DIALEKSIS.COM | Banda Aceh - Ketua Umum Forum Komunikasi Generasi Muda Pidie (FOKUSGAMPI) Banda Aceh, M. Rafsanjani, menilai pemerintah pusat harus meninjau ulang pandangan terhadap Teungku Muhammad Daud Beureu’eh, ulama karismatik Aceh yang juga tokoh sentral perjuangan kemerdekaan Republik Indonesia.
Menurut Rafsanjani, jika pemerintah sedang membuka wacana untuk mengangkat Soeharto sebagai Pahlawan Nasional, maka sudah sepatutnya Abu Daud Beureu’eh juga memperoleh penghargaan serupa atas jasa-jasanya terhadap bangsa.

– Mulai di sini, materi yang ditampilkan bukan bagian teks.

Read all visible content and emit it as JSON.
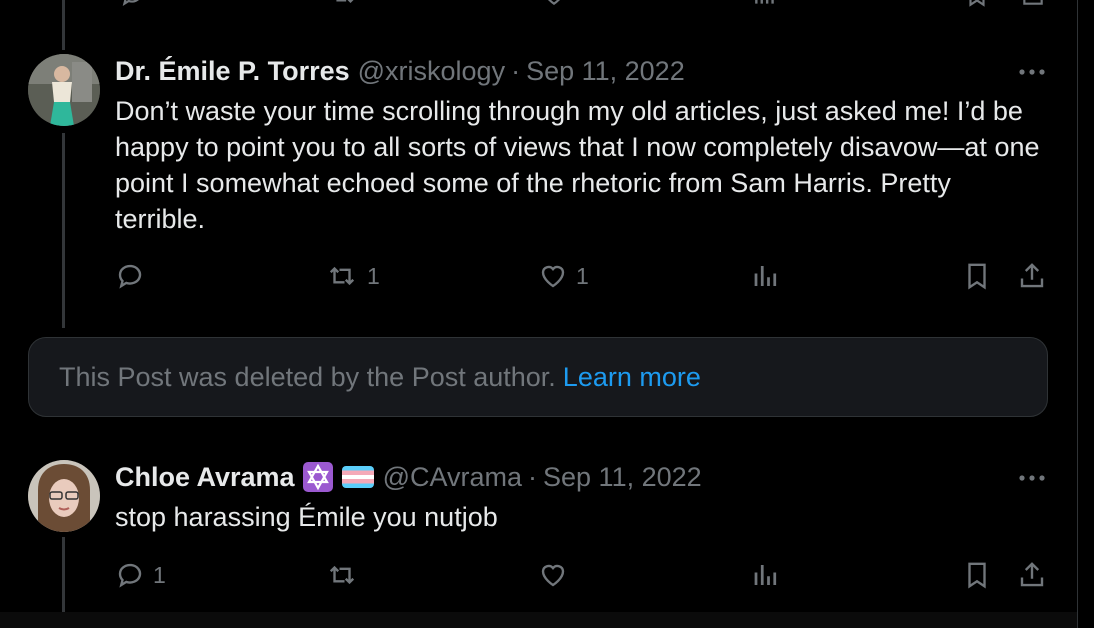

“Kalau Soeharto yang punya banyak catatan pelanggaran HAM bisa diusulkan jadi pahlawan, maka Daud Beureu’eh yang berjuang mempertahankan kemerdekaan seharusnya jauh lebih layak,” tegas Rafsanjani kepada wartawan dialeksis.com, Banda Aceh, Senin (10/11/2025).
Rafsanjani mengingatkan, sejarah mencatat bahwa Abu Daud Beureu’eh bukan hanya seorang ulama besar, tetapi juga tokoh kunci dalam memperkuat fondasi Republik Indonesia di masa-masa awal kemerdekaan.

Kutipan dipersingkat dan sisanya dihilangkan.